Chavez is at it again
Having already stolen many oil companies from their owners, though “nationalization,” the Great Thief, Hugo Chavez, Dictator of Venezuela, is threatening to do it again, but this time to the food stores of Venezuela, to the chains and to the corner stores. To be fair to Chavez, some of the firms he has nationalized has been through purchases. But some, such as with the oil companies, have been through ordinary takings. (For more on Chavez’s nationalization program and its effects of company service and efficiency, go this NPR “All Things Considered” story that aired Fat Tuesday–click on the “Listen” button to hear the radio report.)
If you haven’t read Chad Turner’s post from Feb. 9th, “Price Controls–Chavez Style,” read that first and then read this article by Christopher Toothaker of the AP on BreitBart.com. Chavez is using the threat of takings, of “nationalization,” to get food stores to sell food at price control levels–meaning, at losses. In other words, “sell goods at a loss or you lose your business,” of course, that is to be expected in a socialist dictatorship, where people are given the choice of lose or lose.
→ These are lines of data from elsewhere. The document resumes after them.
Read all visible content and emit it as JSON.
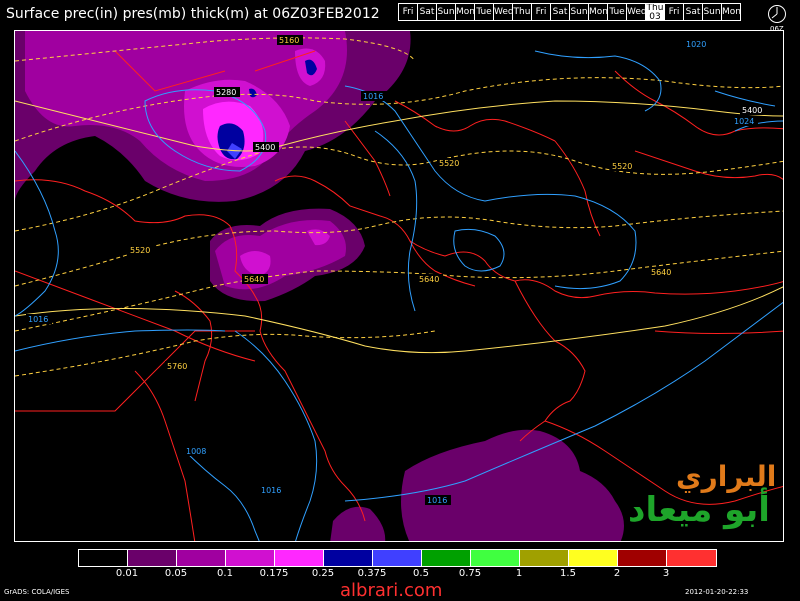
{
  "title": "Surface prec(in) pres(mb) thick(m) at 06Z03FEB2012",
  "days": [
    "Fri",
    "Sat",
    "Sun",
    "Mon",
    "Tue",
    "Wed",
    "Thu",
    "Fri",
    "Sat",
    "Sun",
    "Mon",
    "Tue",
    "Wed",
    "Thu",
    "Fri",
    "Sat",
    "Sun",
    "Mon"
  ],
  "current_day_date": "03",
  "clock_label": "06Z",
  "contour_labels": {
    "thick_5160": "5160",
    "thick_5280": "5280",
    "thick_5400_a": "5400",
    "thick_5400_b": "5400",
    "thick_5520_a": "5520",
    "thick_5520_b": "5520",
    "thick_5520_c": "5520",
    "thick_5640_a": "5640",
    "thick_5640_b": "5640",
    "thick_5640_c": "5640",
    "thick_5760": "5760",
    "pres_1016_a": "1016",
    "pres_1016_b": "1016",
    "pres_1016_c": "1016",
    "pres_1016_d": "1016",
    "pres_1008": "1008",
    "pres_1024": "1024",
    "pres_1020": "1020"
  },
  "legend": {
    "colors": [
      "#000000",
      "#6a006a",
      "#a000a0",
      "#d010d0",
      "#ff28ff",
      "#0000a0",
      "#4040ff",
      "#00a000",
      "#40ff40",
      "#a0a000",
      "#ffff20",
      "#a00000",
      "#ff3030"
    ],
    "ticks": [
      "0.01",
      "0.05",
      "0.1",
      "0.175",
      "0.25",
      "0.375",
      "0.5",
      "0.75",
      "1",
      "1.5",
      "2",
      "3"
    ]
  },
  "colors": {
    "coast": "#ff2020",
    "pressure": "#30a0ff",
    "thickness": "#ffd040"
  },
  "footer": {
    "left": "GrADS: COLA/IGES",
    "center": "albrari.com",
    "right": "2012-01-20-22:33"
  },
  "logo": {
    "line1": "البراري",
    "line2": "أبو ميعاد"
  }
}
To make matters worse, Chavez is financing the Venezuelan government operations, not just from spending the great oil wealth that rightfully belongs to the Venezuelan people (the rightful inheritance of both current and future Venezuelans), but he is also financing his government spending by printing money, devaluing the money holdings of the Venezuelan people. This inflation of the currency drives up the natural prices (what we call equilibrium prices), while the ceiling prices remain fixed.
Chavez is blaiming the greed of the store owners for the food shortages, yet it is his own price ceiling policies and inflation that have produced these shortages, the policies by which he stays in power to achieve his greedy goals to remain in control of the great oil wealth of Venezuela.
Here is a dictator who is squandering the oil wealth of the Venezuelan people who has, through his big-hearted price control policies, predictably kept food off of the tables of the poor in his country, and our own Congress is trying to emulate him by passing a hike on the minimum wage which will have the predictable effect of throwing teens and poor people out of jobs and cutting their hours. Before this session of Congress is over, you can bet that the subject of price controls for prescription drugs and for medical procedures will come up again (once a favored policy of Sen. Clinton when she fashioned the Clinton healthcare proposals in the early 1990s).
For not seeing the effects of price controls, Chavez is either stupid or evil. If our Congress can’t learn from other people’s mistakes with price controls, what does that say about our Congress?